Department of Biostatistics, The University of Texas MD Anderson Cancer Center, Houston, TX 77030, USA.
Biostatistics. 2020 Oct 1;21(4):807-824. doi: 10.1093/biostatistics/kxz007.
Two useful strategies to speed up drug development are to increase the patient accrual rate and use novel adaptive designs. Unfortunately, these two strategies often conflict when the evaluation of the outcome cannot keep pace with the patient accrual rate and thus the interim data cannot be observed in time to make adaptive decisions. A similar logistic difficulty arises when the outcome is late-onset. Based on a novel formulation and approximation of the likelihood of the observed data, we propose a general methodology for model-assisted designs to handle toxicity data that are pending due to fast accrual or late-onset toxicity and facilitate seamless decision making in phase I dose-finding trials. The proposed time-to-event model-assisted designs consider each dose separately and the dose-escalation/de-escalation rules can be tabulated before the trial begins, which greatly simplifies trial conduct in practice compared to that under existing methods. We show that the proposed designs have desirable finite and large-sample properties and yield performance that is comparable to that of more complicated model-based designs. We provide user-friendly software for implementing the designs.
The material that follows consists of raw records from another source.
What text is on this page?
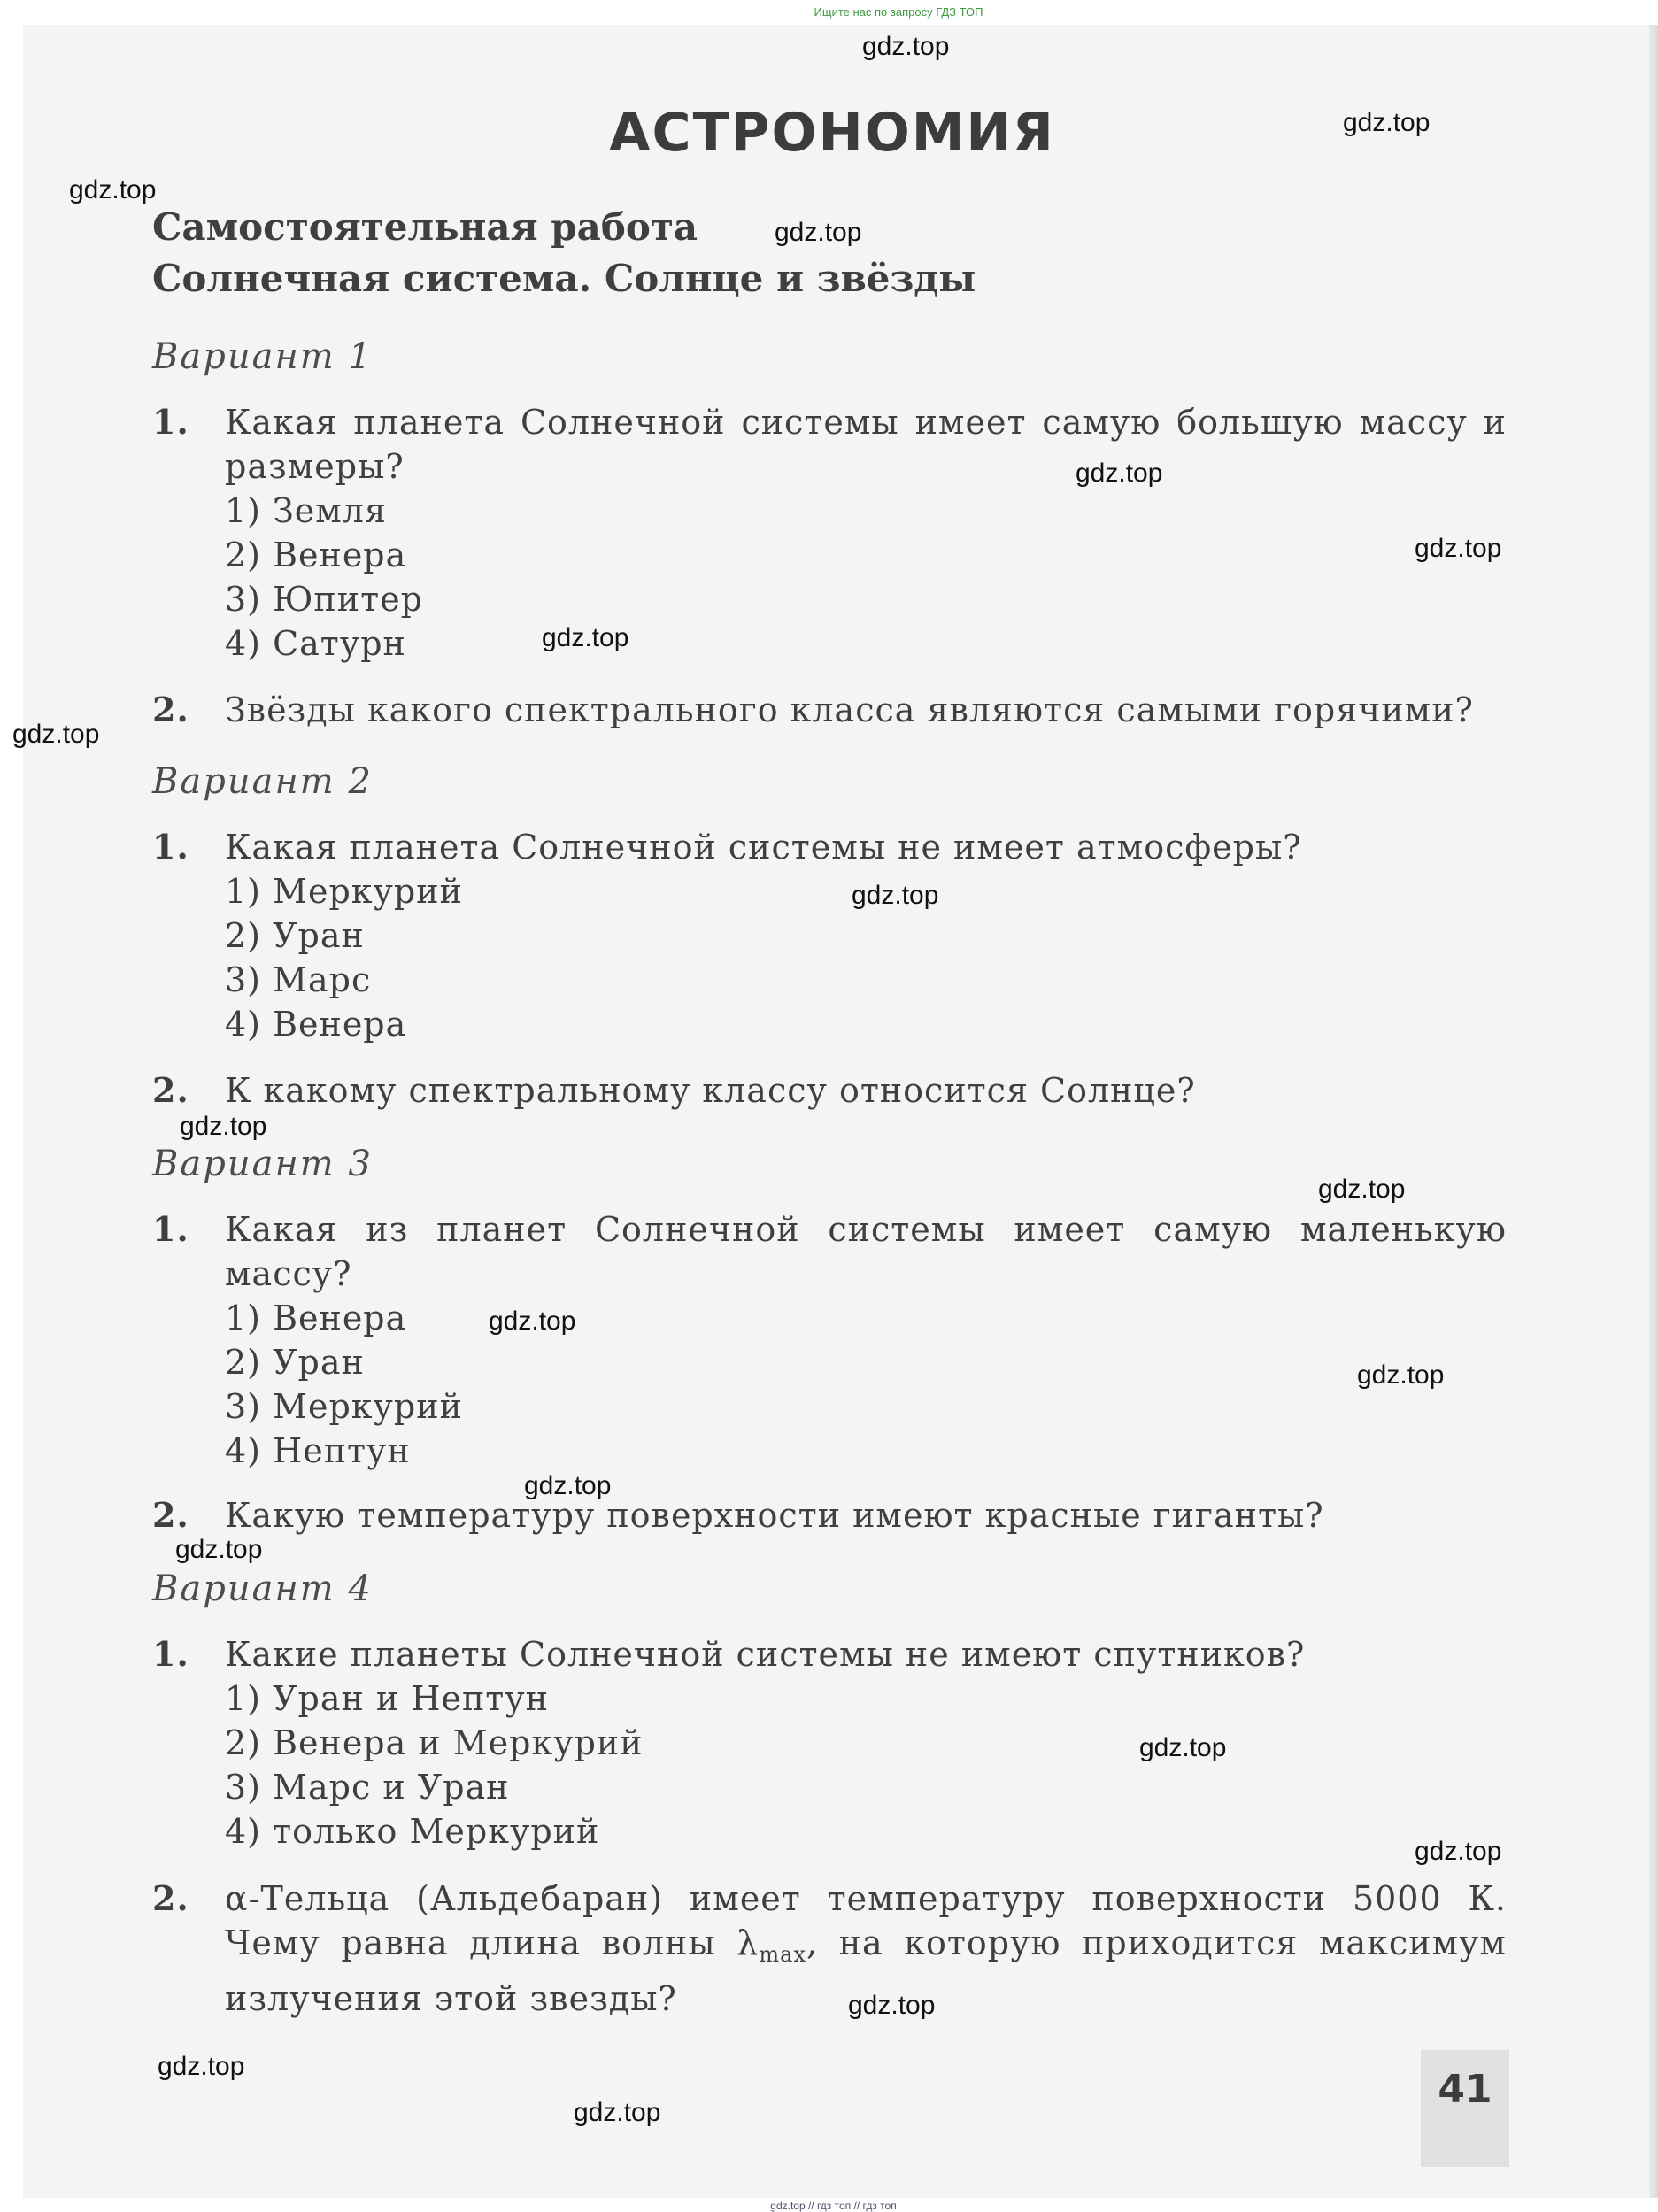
Ищите нас по запросу ГДЗ ТОП
АСТРОНОМИЯ
Самостоятельная работа
Солнечная система. Солнце и звёзды
Вариант 1
1. Какая планета Солнечной системы имеет самую большую массу и размеры?
1) Земля
2) Венера
3) Юпитер
4) Сатурн
2. Звёзды какого спектрального класса являются самыми горячими?
Вариант 2
1. Какая планета Солнечной системы не имеет атмосферы?
1) Меркурий
2) Уран
3) Марс
4) Венера
2. К какому спектральному классу относится Солнце?
Вариант 3
1. Какая из планет Солнечной системы имеет самую маленькую массу?
1) Венера
2) Уран
3) Меркурий
4) Нептун
2. Какую температуру поверхности имеют красные гиганты?
Вариант 4
1. Какие планеты Солнечной системы не имеют спутников?
1) Уран и Нептун
2) Венера и Меркурий
3) Марс и Уран
4) только Меркурий
2. α-Тельца (Альдебаран) имеет температуру поверхности 5000 К. Чему равна длина волны $\lambda_{max}$, на которую приходится максимум излучения этой звезды?
41
gdz.top
gdz.top
gdz.top
gdz.top
gdz.top
gdz.top
gdz.top
gdz.top
gdz.top
gdz.top
gdz.top
gdz.top
gdz.top
gdz.top
gdz.top
gdz.top
gdz.top
gdz.top
gdz.top
gdz.top
gdz.top // гдз топ // гдз топ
有两种有效的策略可以加快药物开发速度,分别是增加患者入组率和使用新型适应性设计。然而,当评估结果的速度赶不上患者入组率时,这两种策略往往会产生冲突,导致无法及时观察到中期数据来做出适应性决策。当结果为迟发性时,也会出现类似的逻辑困难。基于对观察数据似然函数的新公式和近似,我们提出了一种通用的方法来处理因快速入组或迟发性毒性而延迟的毒性数据,以便在 I 期剂量发现试验中进行无缝决策。所提出的基于时间的事件模型辅助设计分别考虑每个剂量,并且可以在试验开始之前制定剂量递增/递减规则,这与现有方法相比大大简化了实际试验的进行。我们表明,所提出的设计具有理想的有限和大样本性质,并产生与更复杂的基于模型的设计相当的性能。我们提供了易于使用的软件来实现这些设计。